Wybacz, ale inaczej nie Potrafię cz.25 - Ostatnia

Wybacz, ale inaczej nie Potrafię cz.25 - OstatniaJeszcze tego samego dnia, jako przyszła matka opuściłam teren szpitala. Zrobione mi zbędne badania wykazały, że był to szósty tydzień. Chociaż była to jeszcze wczesna ciąża i wszystko mogło się zdarzyć, nadal nie wierzyłam we własne szczęście. Z jednej strony czułam ten dziwny lęk, ten, który nie chciał minąć, strach jak sobie poradzę, czy powinnam, ale z drugiej radości nie było końca. Suzy musiała jeszcze zostać, by sprawdzić, czy dziecko nie będzie miało żółtaczki. Pasowało nam to, bo chcieliśmy przygotować wszystko na ich przyjazd, na pojawienie się dziecka w domu, na pojawienie się nowego członka rodziny.

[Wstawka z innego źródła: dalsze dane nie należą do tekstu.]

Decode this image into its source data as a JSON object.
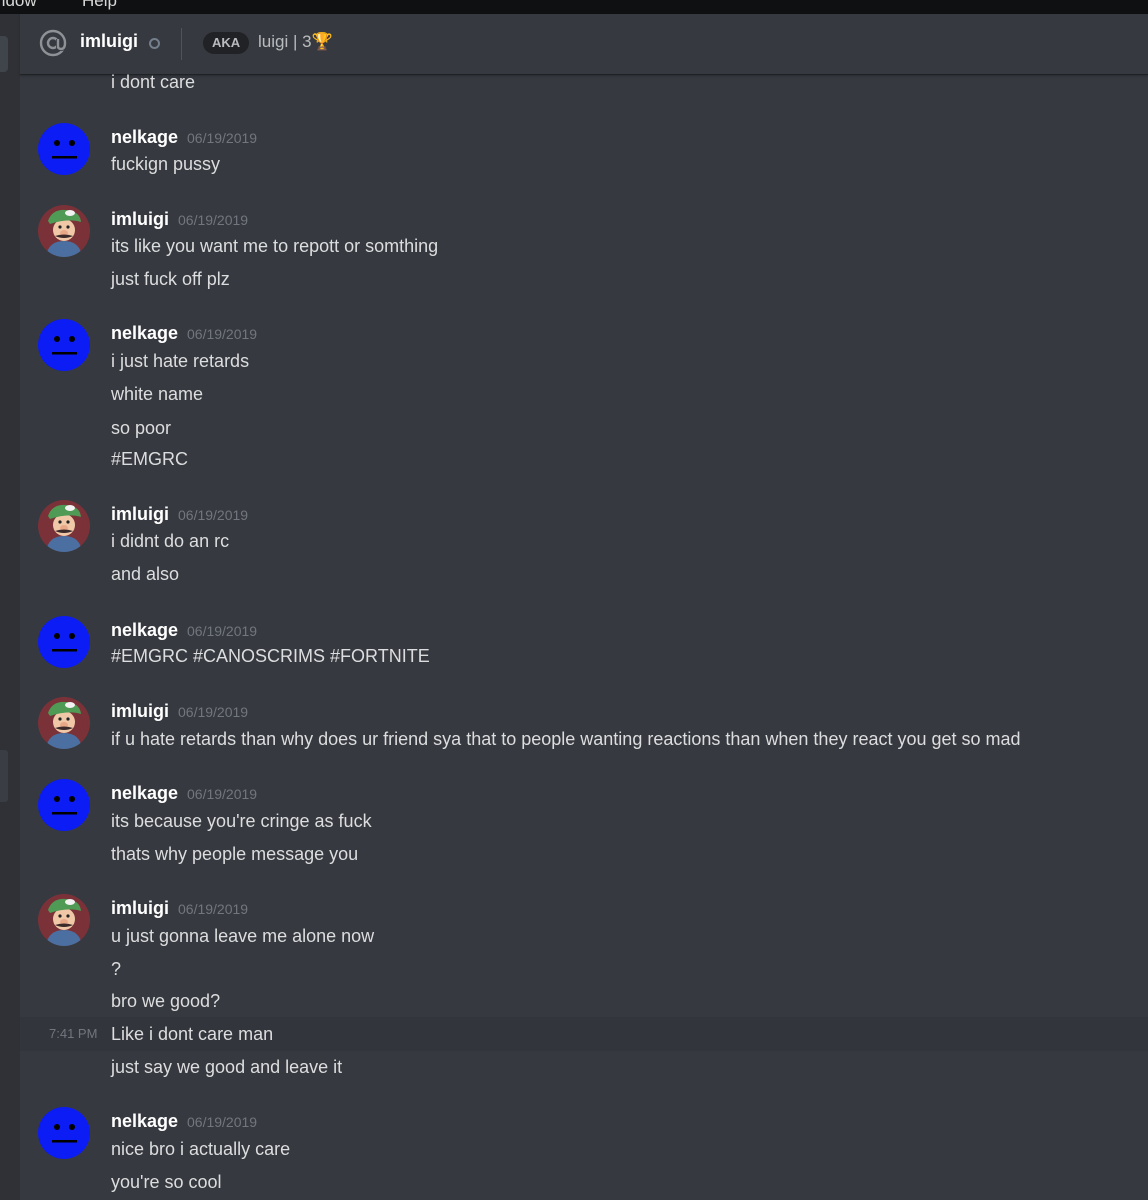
{
  "menubar": {
    "items": [
      "ndow",
      "Help"
    ]
  },
  "header": {
    "username": "imluigi",
    "aka_label": "AKA",
    "aka_name": "luigi | 3🏆",
    "icons": {
      "at": "at-icon",
      "status": "offline-status-icon"
    }
  },
  "chat": {
    "colors": {
      "nelkage_avatar": "#0c1cf5",
      "background": "#36393f"
    },
    "top_line": "i dont care",
    "groups": [
      {
        "author": "nelkage",
        "timestamp": "06/19/2019",
        "avatar": "blue-face-avatar",
        "lines": [
          "fuckign pussy"
        ]
      },
      {
        "author": "imluigi",
        "timestamp": "06/19/2019",
        "avatar": "luigi-avatar",
        "lines": [
          "its like you want me to repott or somthing",
          "just fuck off plz"
        ]
      },
      {
        "author": "nelkage",
        "timestamp": "06/19/2019",
        "avatar": "blue-face-avatar",
        "lines": [
          "i just hate retards",
          "white name",
          "so poor",
          "#EMGRC"
        ]
      },
      {
        "author": "imluigi",
        "timestamp": "06/19/2019",
        "avatar": "luigi-avatar",
        "lines": [
          "i didnt do an rc",
          "and also"
        ]
      },
      {
        "author": "nelkage",
        "timestamp": "06/19/2019",
        "avatar": "blue-face-avatar",
        "lines": [
          "#EMGRC #CANOSCRIMS #FORTNITE"
        ]
      },
      {
        "author": "imluigi",
        "timestamp": "06/19/2019",
        "avatar": "luigi-avatar",
        "lines": [
          "if u hate retards than why does ur friend sya that to people wanting reactions than when they react you get so mad"
        ]
      },
      {
        "author": "nelkage",
        "timestamp": "06/19/2019",
        "avatar": "blue-face-avatar",
        "lines": [
          "its because you're cringe as fuck",
          "thats why people message you"
        ]
      },
      {
        "author": "imluigi",
        "timestamp": "06/19/2019",
        "avatar": "luigi-avatar",
        "lines": [
          "u just gonna leave me alone now",
          "?",
          "bro we good?",
          "Like i dont care man",
          "just say we good and leave it"
        ]
      },
      {
        "author": "nelkage",
        "timestamp": "06/19/2019",
        "avatar": "blue-face-avatar",
        "lines": [
          "nice bro i actually care",
          "you're so cool"
        ]
      }
    ],
    "hover_time": "7:41 PM"
  }
}
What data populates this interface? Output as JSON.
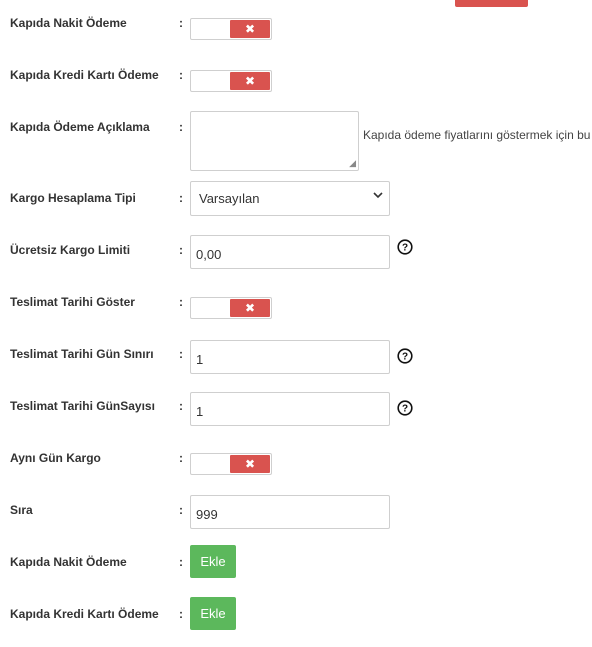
{
  "colors": {
    "danger": "#d9534f",
    "success": "#5cb85c",
    "border": "#cfcfcf"
  },
  "colon": ":",
  "rows": {
    "kapida_nakit": {
      "label": "Kapıda Nakit Ödeme",
      "toggle_state": "off",
      "toggle_icon": "✖"
    },
    "kapida_kredi": {
      "label": "Kapıda Kredi Kartı Ödeme",
      "toggle_state": "off",
      "toggle_icon": "✖"
    },
    "kapida_aciklama": {
      "label": "Kapıda Ödeme Açıklama",
      "value": "",
      "hint": "Kapıda ödeme fiyatlarını göstermek için bu"
    },
    "kargo_tipi": {
      "label": "Kargo Hesaplama Tipi",
      "selected": "Varsayılan"
    },
    "ucretsiz_limit": {
      "label": "Ücretsiz Kargo Limiti",
      "value": "0,00",
      "help_icon": "question-circle-icon"
    },
    "teslimat_goster": {
      "label": "Teslimat Tarihi Göster",
      "toggle_state": "off",
      "toggle_icon": "✖"
    },
    "teslimat_gun_siniri": {
      "label": "Teslimat Tarihi Gün Sınırı",
      "value": "1",
      "help_icon": "question-circle-icon"
    },
    "teslimat_gun_sayisi": {
      "label": "Teslimat Tarihi GünSayısı",
      "value": "1",
      "help_icon": "question-circle-icon"
    },
    "ayni_gun": {
      "label": "Aynı Gün Kargo",
      "toggle_state": "off",
      "toggle_icon": "✖"
    },
    "sira": {
      "label": "Sıra",
      "value": "999"
    },
    "ekle_nakit": {
      "label": "Kapıda Nakit Ödeme",
      "button": "Ekle"
    },
    "ekle_kredi": {
      "label": "Kapıda Kredi Kartı Ödeme",
      "button": "Ekle"
    }
  }
}
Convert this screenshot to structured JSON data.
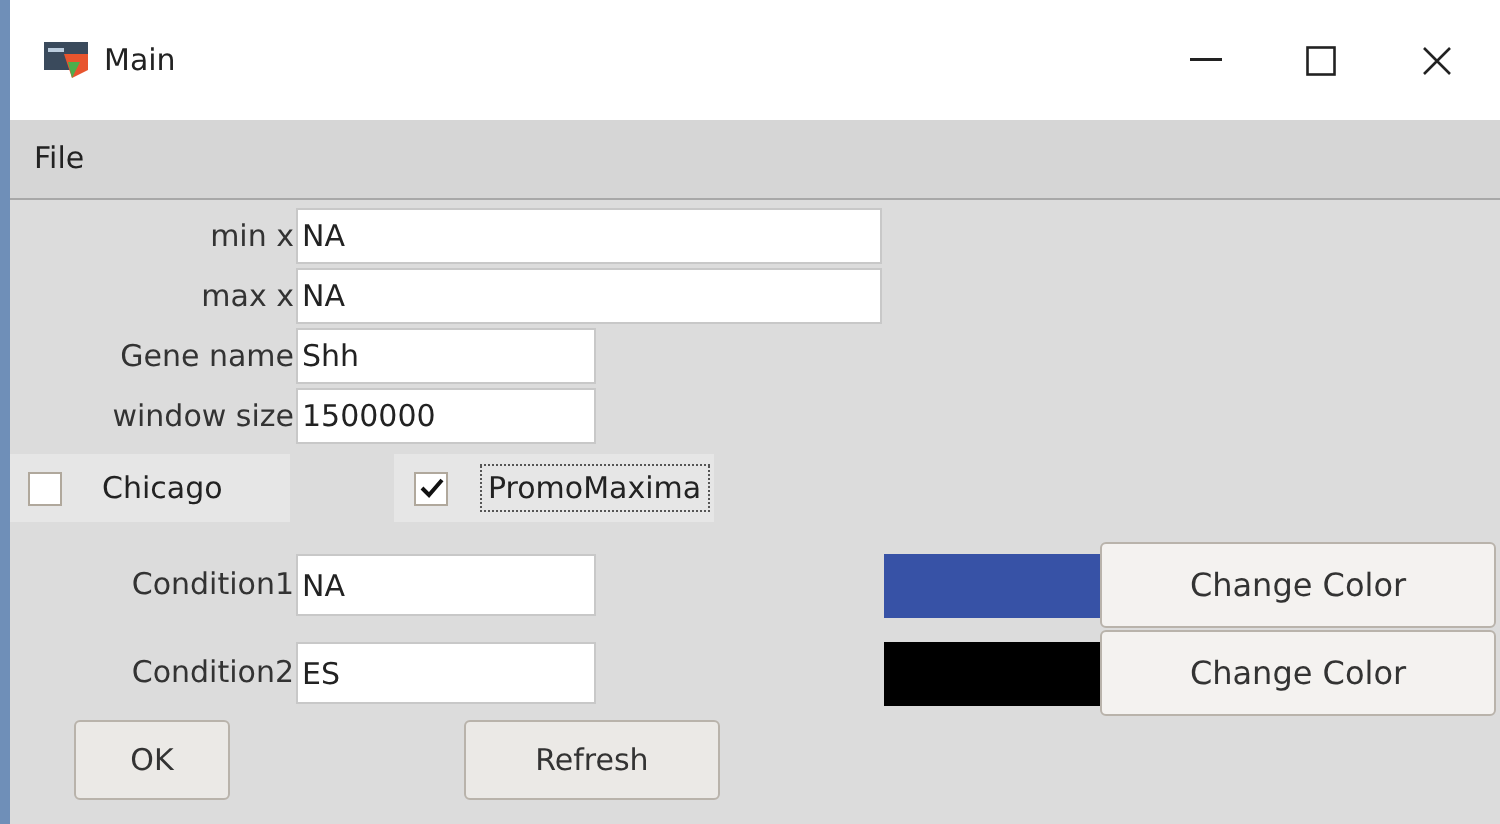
{
  "window": {
    "title": "Main"
  },
  "menu": [
    "File"
  ],
  "fields": [
    {
      "label": "min x",
      "value": "NA",
      "wide": true
    },
    {
      "label": "max x",
      "value": "NA",
      "wide": true
    },
    {
      "label": "Gene name",
      "value": "Shh",
      "wide": false
    },
    {
      "label": "window size",
      "value": "1500000",
      "wide": false
    }
  ],
  "checkboxes": [
    {
      "label": "Chicago",
      "checked": false,
      "focused": false
    },
    {
      "label": "PromoMaxima",
      "checked": true,
      "focused": true
    }
  ],
  "conditions": [
    {
      "label": "Condition1",
      "value": "NA",
      "color": "#3752a6",
      "button": "Change Color"
    },
    {
      "label": "Condition2",
      "value": "ES",
      "color": "#000000",
      "button": "Change Color"
    }
  ],
  "buttons": [
    "OK",
    "Refresh"
  ]
}
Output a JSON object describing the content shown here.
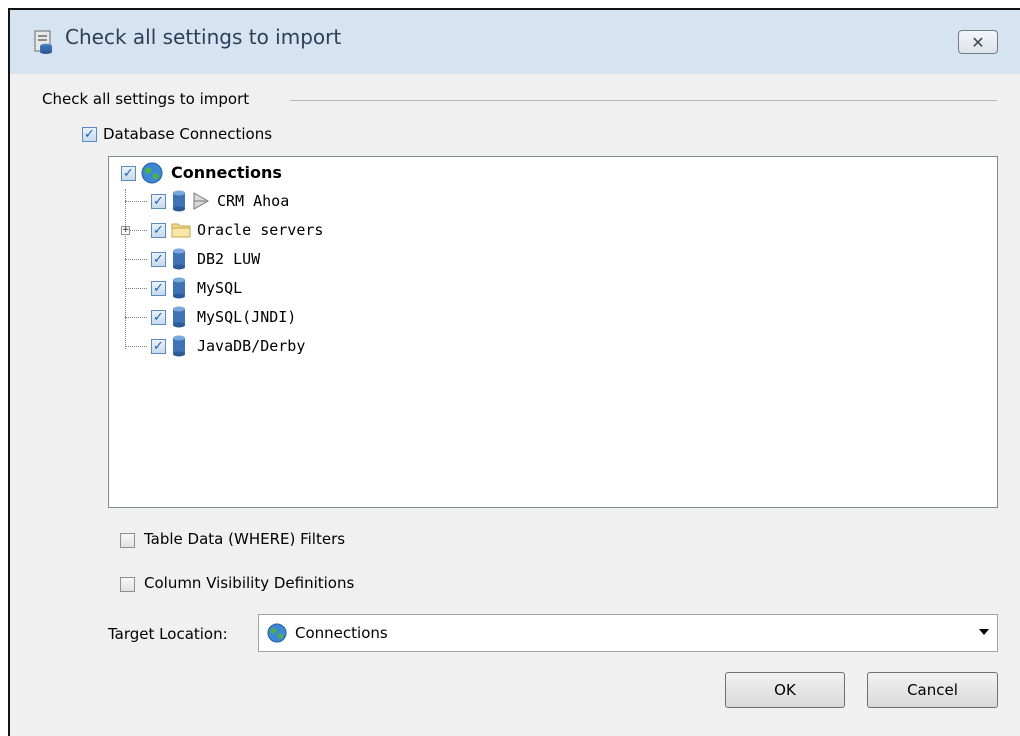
{
  "window": {
    "title": "Check all settings to import",
    "app_icon": "settings-import-icon",
    "close_icon": "close-icon"
  },
  "group": {
    "label": "Check all settings to import"
  },
  "options": {
    "database_connections": {
      "label": "Database Connections",
      "checked": true
    },
    "table_filters": {
      "label": "Table Data (WHERE) Filters",
      "checked": false
    },
    "column_visibility": {
      "label": "Column Visibility Definitions",
      "checked": false
    }
  },
  "tree": {
    "root": {
      "label": "Connections",
      "icon": "globe-icon",
      "checked": true
    },
    "items": [
      {
        "label": "CRM Ahoa",
        "icon": "database-icon",
        "extra_icon": "connection-icon",
        "checked": true
      },
      {
        "label": "Oracle servers",
        "icon": "folder-icon",
        "checked": true,
        "expandable": true
      },
      {
        "label": "DB2 LUW",
        "icon": "database-icon",
        "checked": true
      },
      {
        "label": "MySQL",
        "icon": "database-icon",
        "checked": true
      },
      {
        "label": "MySQL(JNDI)",
        "icon": "database-icon",
        "checked": true
      },
      {
        "label": "JavaDB/Derby",
        "icon": "database-icon",
        "checked": true
      }
    ]
  },
  "target": {
    "label": "Target Location:",
    "value": "Connections",
    "icon": "globe-icon"
  },
  "buttons": {
    "ok": "OK",
    "cancel": "Cancel"
  },
  "colors": {
    "titlebar": "#d6e4f1",
    "dialog_bg": "#f0f0f0",
    "check_accent": "#1e5fb4"
  }
}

- Córeczko - odezwał się ojciec wzruszonym głosem. Nic nie powiedziałam. Patrzyłam na rodziców i wciąż tak bardzo trudno było mi w to wszystko uwierzyć. Miałam wszystko to, co kobieta może pragnąć. Wreszcie po tylu latach, po tylu wydarzeniach, po tylu wylanych łzach odzyskałam dozgonną miłość rodziców, miłość, której brakowało mi bardziej niż sądziłam, za którą tęskniłam latami, płakałam. Nie chciałam wracać do tego co było, do wszystkich złych wydarzeń, teraz nie miało to znaczenia.Miałam wspaniałą siostrę, która zrobiła dla mnie o wiele więcej niż mogłabym sobie wymarzyć. Miałam cudownego faceta, który cały czas dumnie krążył u mego boku i miałam jeszcze coś, coś czego brakowało mi latami, o czym bez przerwy marzyłam - dziecko. Wreszcie mogłam powiedzieć, że jestem spełniona jako kobieta, że wreszcie po tylu wydarzeniach uśmiechnął się do mnie los, chociaż może uśmiechnął się wtedy, gdy w progu Suzy mieszkania stanął Sławek i bez ostrzeżenia wkradł się do mego serca? gdyby nie on, nie wiem kim byłabym teraz, co bym robiła. Gdyby nie on nie potrafiłabym dostrzec tego, co dostrzegłam teraz, a czego nie widziałam kiedyś. Zmienił mnie, teraz mogę powiedzieć to na głos Sławek mnie zmienił, a ja pragnęłam tej zmiany. - Jak dobrze widzieć Cię taką uśmiechniętą - powiedziała mama. W samochodzie wciąż byłam tak bardzo zaskoczona tym co się ostatnio działo w moim życiu, byłam trochę zmęczona nagłymi zmianami, ale nie chciałam się zatrzymywać. Dość czasu poświęciłam stojąc w miejscu. Kiedyś, gdy opuszczałam te więzienne mury nigdy nie przypuszczałabym, że będę potrafiła wybaczyć moim oprawcom. Wtedy jeszcze nie przepuszczałam, że wszystko tak dobrze się ułoży. Teraz potrafiłam przebaczyć mecenasowi Konradowi i jego koledze. Teraz potrafiłam zamknąć tamten rozdział i powiedzieć wybaczam. Wiedziałam, że takiego samego wybaczenia potrzebuję od żony faceta, którego zamordowałam. Nie chciałam jej nachodzić, nie chciałam rozdrapywać starych ran dlatego też postanowiłam napisać jej tylko list. długi list, w którym wszystko jej wyjaśniam. Nie wiem dlaczego akurat teraz do tego wracam, ale chyba tak naprawdę potrzebuję jej rozgrzeszenia by już na dobre zamknąć to i zostawić za sobą.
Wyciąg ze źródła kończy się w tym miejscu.